Welcome to the "Detroit of Asia", a vast area 120 kilometers east of Bangkok, where durian orchards have given way to car plants over the past decade and vehicles are made for export to more than 200 countries.
While facing increasing competition as an auto manufacturing hub from countries including India, China and Indonesia, Thailand looks likely to retain its dominant position and win more investment thanks to its low wage costs and strong infrastructure.
"You have a good supplier network," said Martin Apfel, GM's president for Southeast Asian operations. "You really have a lot of experienced suppliers across the board so there's a potential to really localize a lot.
"The fabric is there. You can't just drop an assembly plant into nowhere and think that cars would just magically pop up. There has got to be the right environment that brings high-quality cars," he said.
The automobile cluster in Rayong is a small city, spread across 3,450 acres and packed with 25,000 employees toiling out of mammoth factories including those belonging to nine of the world's top 10 automotive suppliers, including struggling Japanese automakers burdened with a strong yen.
Toyota, Honda, Nissan and Mitsubishi all have sprawling operations in Thailand, drawn by its sizable local market and access to Southeast Asia's 600 million people.
Global vehicle makers committed about 32.5 billion baht ($1.1 billion) to Thailand in 2010, down 20 percent from 2009, but holding up well despite political unrest that disrupted Bangkok for several months early in the year.
Car output was unaffected. Thailand's Board of Investment is confident the country will remain a magnet for overseas auto firms.
"The flow of FDI this year is expected to be as high as 400 billion baht ($13 billion), with automotive and parts being a key sector, led by number one investor Japan," BOI Secretary-General Atchaka Sibunruang said.

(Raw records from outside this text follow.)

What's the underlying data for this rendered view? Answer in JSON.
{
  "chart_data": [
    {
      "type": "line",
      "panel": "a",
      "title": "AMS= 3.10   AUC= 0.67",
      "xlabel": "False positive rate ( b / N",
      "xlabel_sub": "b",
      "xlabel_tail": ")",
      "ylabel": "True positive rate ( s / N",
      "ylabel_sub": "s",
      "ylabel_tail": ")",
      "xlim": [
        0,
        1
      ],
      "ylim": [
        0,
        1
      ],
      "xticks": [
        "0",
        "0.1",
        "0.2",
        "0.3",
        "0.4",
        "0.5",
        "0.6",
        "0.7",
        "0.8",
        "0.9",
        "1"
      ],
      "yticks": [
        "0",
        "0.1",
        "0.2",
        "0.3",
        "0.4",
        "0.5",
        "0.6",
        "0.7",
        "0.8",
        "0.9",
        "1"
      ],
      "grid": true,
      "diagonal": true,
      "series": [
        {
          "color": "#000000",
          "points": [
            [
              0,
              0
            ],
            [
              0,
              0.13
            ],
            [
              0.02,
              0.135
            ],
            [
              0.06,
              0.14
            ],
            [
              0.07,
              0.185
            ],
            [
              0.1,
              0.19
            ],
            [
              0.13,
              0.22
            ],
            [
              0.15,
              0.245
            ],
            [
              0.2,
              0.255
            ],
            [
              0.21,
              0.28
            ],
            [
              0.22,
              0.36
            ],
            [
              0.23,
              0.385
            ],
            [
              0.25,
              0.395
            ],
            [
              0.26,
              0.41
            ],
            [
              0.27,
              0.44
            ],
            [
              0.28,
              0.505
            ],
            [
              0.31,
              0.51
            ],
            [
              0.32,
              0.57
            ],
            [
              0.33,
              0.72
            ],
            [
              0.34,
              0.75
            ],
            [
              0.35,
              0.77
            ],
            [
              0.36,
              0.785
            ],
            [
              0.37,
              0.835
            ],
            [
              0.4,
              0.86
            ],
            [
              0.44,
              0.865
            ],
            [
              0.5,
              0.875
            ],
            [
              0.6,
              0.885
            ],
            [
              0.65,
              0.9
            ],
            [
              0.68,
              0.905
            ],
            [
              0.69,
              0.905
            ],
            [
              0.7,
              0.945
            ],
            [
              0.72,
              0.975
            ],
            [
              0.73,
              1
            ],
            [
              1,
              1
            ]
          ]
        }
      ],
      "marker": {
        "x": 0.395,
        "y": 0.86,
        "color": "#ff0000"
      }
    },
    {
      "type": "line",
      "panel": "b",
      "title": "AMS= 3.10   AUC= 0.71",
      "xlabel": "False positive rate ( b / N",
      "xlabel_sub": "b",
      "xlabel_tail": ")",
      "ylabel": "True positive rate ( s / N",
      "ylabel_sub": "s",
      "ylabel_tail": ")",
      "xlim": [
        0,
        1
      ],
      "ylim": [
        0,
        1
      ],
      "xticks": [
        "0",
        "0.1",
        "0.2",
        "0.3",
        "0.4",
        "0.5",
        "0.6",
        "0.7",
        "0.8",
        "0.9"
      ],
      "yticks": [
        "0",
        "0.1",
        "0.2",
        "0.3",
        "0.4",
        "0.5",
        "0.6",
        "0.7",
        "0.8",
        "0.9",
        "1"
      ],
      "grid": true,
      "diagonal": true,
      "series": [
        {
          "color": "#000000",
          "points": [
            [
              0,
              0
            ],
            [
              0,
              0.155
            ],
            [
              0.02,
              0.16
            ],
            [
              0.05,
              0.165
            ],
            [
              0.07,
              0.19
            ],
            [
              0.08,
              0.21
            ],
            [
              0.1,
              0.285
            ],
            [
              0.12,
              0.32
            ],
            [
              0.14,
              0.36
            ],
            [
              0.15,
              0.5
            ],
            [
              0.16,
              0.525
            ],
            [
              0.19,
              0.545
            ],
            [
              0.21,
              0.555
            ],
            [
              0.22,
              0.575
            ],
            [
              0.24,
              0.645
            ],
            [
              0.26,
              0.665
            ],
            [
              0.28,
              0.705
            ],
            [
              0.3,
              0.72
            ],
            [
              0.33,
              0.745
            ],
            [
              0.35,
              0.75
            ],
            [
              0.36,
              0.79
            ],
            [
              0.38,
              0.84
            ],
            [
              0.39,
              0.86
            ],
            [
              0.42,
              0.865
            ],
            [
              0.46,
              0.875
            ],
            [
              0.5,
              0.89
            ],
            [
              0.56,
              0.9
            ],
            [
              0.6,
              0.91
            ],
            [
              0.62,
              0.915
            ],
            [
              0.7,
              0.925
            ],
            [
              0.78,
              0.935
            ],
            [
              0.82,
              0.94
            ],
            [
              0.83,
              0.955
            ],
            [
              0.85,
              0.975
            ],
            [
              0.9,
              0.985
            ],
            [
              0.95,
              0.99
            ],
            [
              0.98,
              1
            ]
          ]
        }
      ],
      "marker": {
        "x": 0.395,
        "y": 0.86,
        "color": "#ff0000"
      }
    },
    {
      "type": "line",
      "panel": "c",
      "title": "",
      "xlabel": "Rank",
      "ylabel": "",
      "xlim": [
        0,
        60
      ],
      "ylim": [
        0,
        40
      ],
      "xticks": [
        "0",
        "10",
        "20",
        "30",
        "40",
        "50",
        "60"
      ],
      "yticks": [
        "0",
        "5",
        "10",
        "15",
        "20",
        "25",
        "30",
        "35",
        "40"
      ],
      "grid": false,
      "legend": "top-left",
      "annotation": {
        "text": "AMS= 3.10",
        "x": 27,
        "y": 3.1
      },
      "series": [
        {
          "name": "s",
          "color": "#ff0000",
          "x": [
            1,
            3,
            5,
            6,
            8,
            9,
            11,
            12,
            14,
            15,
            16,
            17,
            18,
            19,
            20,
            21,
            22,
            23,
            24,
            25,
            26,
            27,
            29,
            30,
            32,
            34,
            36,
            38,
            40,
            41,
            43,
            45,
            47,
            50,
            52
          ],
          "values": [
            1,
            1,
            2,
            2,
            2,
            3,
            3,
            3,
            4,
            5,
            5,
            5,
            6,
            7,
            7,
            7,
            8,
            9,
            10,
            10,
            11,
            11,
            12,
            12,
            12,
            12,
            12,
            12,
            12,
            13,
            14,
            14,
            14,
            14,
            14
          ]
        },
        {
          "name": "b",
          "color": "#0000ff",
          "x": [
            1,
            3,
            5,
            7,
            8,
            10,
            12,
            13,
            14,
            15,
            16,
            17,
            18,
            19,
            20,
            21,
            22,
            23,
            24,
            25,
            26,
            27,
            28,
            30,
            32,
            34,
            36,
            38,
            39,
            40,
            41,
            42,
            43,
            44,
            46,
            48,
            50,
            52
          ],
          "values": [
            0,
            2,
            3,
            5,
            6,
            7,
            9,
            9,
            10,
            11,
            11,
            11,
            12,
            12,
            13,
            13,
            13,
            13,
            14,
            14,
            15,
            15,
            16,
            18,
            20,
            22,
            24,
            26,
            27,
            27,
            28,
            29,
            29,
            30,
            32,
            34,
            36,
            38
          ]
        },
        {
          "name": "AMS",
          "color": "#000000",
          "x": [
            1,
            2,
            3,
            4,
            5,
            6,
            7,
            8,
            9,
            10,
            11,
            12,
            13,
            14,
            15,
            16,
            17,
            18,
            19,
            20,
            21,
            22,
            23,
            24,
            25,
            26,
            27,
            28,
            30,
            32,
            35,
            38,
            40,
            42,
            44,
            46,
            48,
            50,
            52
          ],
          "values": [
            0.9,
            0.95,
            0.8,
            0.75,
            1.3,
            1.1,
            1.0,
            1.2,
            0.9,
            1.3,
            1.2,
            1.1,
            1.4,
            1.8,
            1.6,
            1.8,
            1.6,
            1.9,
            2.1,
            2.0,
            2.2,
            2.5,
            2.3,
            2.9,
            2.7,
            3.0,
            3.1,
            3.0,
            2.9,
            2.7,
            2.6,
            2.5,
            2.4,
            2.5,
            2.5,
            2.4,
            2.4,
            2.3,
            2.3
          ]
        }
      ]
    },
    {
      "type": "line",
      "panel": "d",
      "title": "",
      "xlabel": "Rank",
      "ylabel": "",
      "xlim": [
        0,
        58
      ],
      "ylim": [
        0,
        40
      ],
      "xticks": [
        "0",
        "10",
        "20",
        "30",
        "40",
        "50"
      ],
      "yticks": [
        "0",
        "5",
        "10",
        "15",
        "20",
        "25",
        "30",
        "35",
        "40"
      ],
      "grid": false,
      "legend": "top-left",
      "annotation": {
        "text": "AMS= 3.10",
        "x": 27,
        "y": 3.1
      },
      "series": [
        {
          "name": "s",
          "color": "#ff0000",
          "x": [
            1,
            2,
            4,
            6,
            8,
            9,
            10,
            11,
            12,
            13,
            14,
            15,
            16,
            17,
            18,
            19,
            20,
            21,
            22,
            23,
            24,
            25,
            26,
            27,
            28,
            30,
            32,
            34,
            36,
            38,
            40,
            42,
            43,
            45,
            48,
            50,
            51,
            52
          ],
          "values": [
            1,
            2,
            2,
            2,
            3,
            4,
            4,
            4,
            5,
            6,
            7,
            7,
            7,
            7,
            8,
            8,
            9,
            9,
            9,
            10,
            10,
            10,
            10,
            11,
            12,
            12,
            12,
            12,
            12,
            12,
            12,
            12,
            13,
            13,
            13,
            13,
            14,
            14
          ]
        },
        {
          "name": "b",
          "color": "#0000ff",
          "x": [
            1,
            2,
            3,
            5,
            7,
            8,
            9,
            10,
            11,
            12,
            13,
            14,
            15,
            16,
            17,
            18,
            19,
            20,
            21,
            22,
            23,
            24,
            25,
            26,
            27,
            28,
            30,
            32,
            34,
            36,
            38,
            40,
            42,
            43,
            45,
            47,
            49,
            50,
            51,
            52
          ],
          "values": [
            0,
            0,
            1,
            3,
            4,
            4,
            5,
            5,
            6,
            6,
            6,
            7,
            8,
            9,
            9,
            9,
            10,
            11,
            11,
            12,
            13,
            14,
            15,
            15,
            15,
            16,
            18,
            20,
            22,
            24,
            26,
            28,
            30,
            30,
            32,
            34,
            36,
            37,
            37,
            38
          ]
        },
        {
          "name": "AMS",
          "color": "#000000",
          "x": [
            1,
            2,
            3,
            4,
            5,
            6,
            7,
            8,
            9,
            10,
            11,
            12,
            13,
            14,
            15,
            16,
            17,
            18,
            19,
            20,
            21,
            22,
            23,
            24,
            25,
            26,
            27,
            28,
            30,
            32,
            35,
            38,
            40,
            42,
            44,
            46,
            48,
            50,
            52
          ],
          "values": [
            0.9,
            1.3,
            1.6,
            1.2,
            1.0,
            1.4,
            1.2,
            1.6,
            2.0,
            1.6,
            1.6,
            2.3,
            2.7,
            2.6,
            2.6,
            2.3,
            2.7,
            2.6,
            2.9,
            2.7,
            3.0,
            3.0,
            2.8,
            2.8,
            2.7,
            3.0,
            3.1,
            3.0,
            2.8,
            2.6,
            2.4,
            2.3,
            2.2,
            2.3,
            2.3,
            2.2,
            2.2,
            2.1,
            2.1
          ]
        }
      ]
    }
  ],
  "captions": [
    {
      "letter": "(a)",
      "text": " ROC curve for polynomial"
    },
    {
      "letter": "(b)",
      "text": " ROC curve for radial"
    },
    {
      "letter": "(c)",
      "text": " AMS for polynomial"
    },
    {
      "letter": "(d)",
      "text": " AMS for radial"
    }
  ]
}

However, some analysts say Indonesia, the region's biggest economy, could overtake the Thai market as a regional manufacturing hub by 2014 because of a jump in economic development, growing national wealth and a more stable currency.
Over the next three years, per capita income in Indonesia could rise to $3,000 from about $2,000, fueling demand for vehicles, IHS's Yamamoto said. "Indonesia is not affected that much by the external market," he said.
"Their economy is driven by the domestic market, compared with Thailand, which is much more dependent on exports."